Leuven’s associations with Lemaître are being feted through BANG!, the Big Bang City festival, until the end of January. As well as a series of ambitious exhibitions, there’s a number of one-off events, from orchestral performances to temporary art installations. I visit two of the exhibitions. Both are excellent. The first is at art gallery M Leuven, where a through-the-ages selection of art focuses on humankind’s origins; the second is at the University Library, where the emphasis of To The Edge of Time is on science and cosmology. Among much else, it includes Lemaître’s fascinating views on why his findings were compatible with the Bible’s version of creation (“if the theory of relativity had been necessary to salvation,” he wrote, “it would have been revealed to St Paul or Moses”).
Festival aside, Leuven is an absorbing destination in its own right. The University Library is a case in point. I climb its 240ft bell tower and look out across the rooftops and steeples to the flat Flemish countryside beyond. The vast library, with its wonderfully woody reading room, is essentially a war memorial. Burned down by German second world war forces – destroying 300,000 books in the process, including hundreds of priceless early manuscripts – it was rebuilt in whole thanks to American funds. A giant statue of a sword-wielding Virgin Mary stands outside, her foot crushing a German eagle.

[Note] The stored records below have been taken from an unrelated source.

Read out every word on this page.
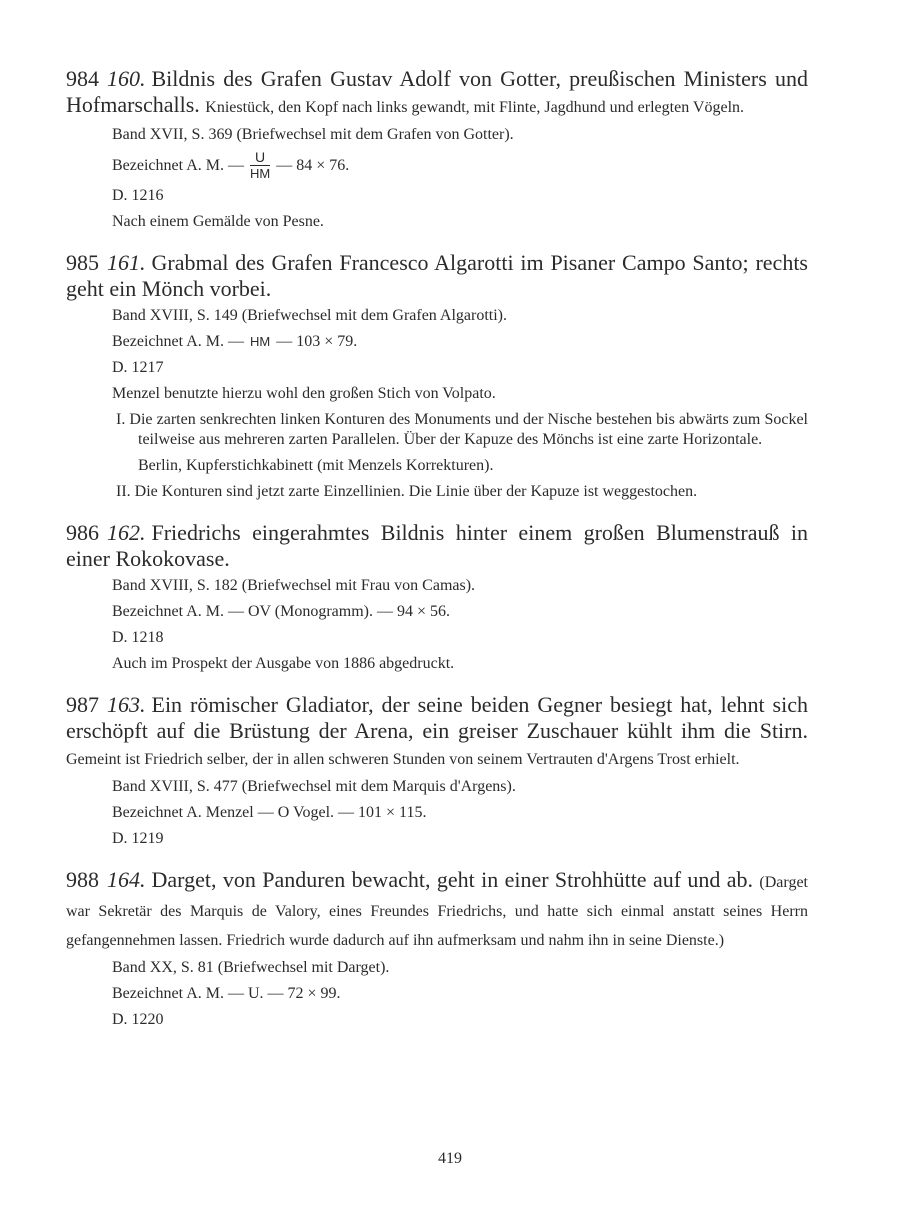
984 160. Bildnis des Grafen Gustav Adolf von Gotter, preußischen Ministers und Hofmarschalls. Kniestück, den Kopf nach links gewandt, mit Flinte, Jagdhund und erlegten Vögeln.

Band XVII, S. 369 (Briefwechsel mit dem Grafen von Gotter).

Bezeichnet A. M. — U
HM — 84 × 76.

D. 1216

Nach einem Gemälde von Pesne.

985 161. Grabmal des Grafen Francesco Algarotti im Pisaner Campo Santo; rechts geht ein Mönch vorbei.

Band XVIII, S. 149 (Briefwechsel mit dem Grafen Algarotti).

Bezeichnet A. M. — HM — 103 × 79.

D. 1217

Menzel benutzte hierzu wohl den großen Stich von Volpato.

I. Die zarten senkrechten linken Konturen des Monuments und der Nische bestehen bis abwärts zum Sockel teilweise aus mehreren zarten Parallelen. Über der Kapuze des Mönchs ist eine zarte Horizontale.

Berlin, Kupferstichkabinett (mit Menzels Korrekturen).

II. Die Konturen sind jetzt zarte Einzellinien. Die Linie über der Kapuze ist weggestochen.

986 162. Friedrichs eingerahmtes Bildnis hinter einem großen Blumenstrauß in einer Rokokovase.

Band XVIII, S. 182 (Briefwechsel mit Frau von Camas).

Bezeichnet A. M. — OV (Monogramm). — 94 × 56.

D. 1218

Auch im Prospekt der Ausgabe von 1886 abgedruckt.

987 163. Ein römischer Gladiator, der seine beiden Gegner besiegt hat, lehnt sich erschöpft auf die Brüstung der Arena, ein greiser Zuschauer kühlt ihm die Stirn. Gemeint ist Friedrich selber, der in allen schweren Stunden von seinem Vertrauten d'Argens Trost erhielt.

Band XVIII, S. 477 (Briefwechsel mit dem Marquis d'Argens).

Bezeichnet A. Menzel — O Vogel. — 101 × 115.

D. 1219

988 164. Darget, von Panduren bewacht, geht in einer Strohhütte auf und ab. (Darget war Sekretär des Marquis de Valory, eines Freundes Friedrichs, und hatte sich einmal anstatt seines Herrn gefangennehmen lassen. Friedrich wurde dadurch auf ihn aufmerksam und nahm ihn in seine Dienste.)

Band XX, S. 81 (Briefwechsel mit Darget).

Bezeichnet A. M. — U. — 72 × 99.

D. 1220

419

A five-minute cycle away is a slice of history even more stirring. The Unesco-listed Groot Begijnhof was a middle-ages beguinage, a convent-like community for widows and religious women, and its tight web of cobbled alleys, narrow bridges and red-brick gables can today be wandered at will. On a quiet morning it feels like stepping into an old masters painting, and I’m back again that night for a meal in the classy hush of the Faculty Club, formerly the beguinage’s infirmary but today all modish lighting, delicate aubergine dishes and heady wines.
The Groot Begijnhof’s residences now accommodate professors and international students. Many of the city’s undergraduates, however, gravitate each evening to a very different landmark, the Oude Markt, a terrace-filled square billed as Europe’s longest bar. I find it an impressive sight, particularly considering that most of the buildings rising above the Stella Artois umbrellas have been reconstructed since wartime destruction. Plaques bearing the date 1914 stud the square.
The tipples are undoubtedly better elsewhere, though: try the taps of craft bar Malz, the drinks list of sourdough pizza joint Baracca or the brewery of the newly reopened Park Abbey on the city outskirts, the monastic confines of which have produced a dedicated beer for the BANG! festivities. An abbey creating a galactic brew provides a neat summation of Leuven, being somewhere between deeply traditional and expansively open-minded. “This is a small city,” I’m told back in Fiere Margriet, as fleets of bikes trundle past in the night. “But it has a lot of soul.”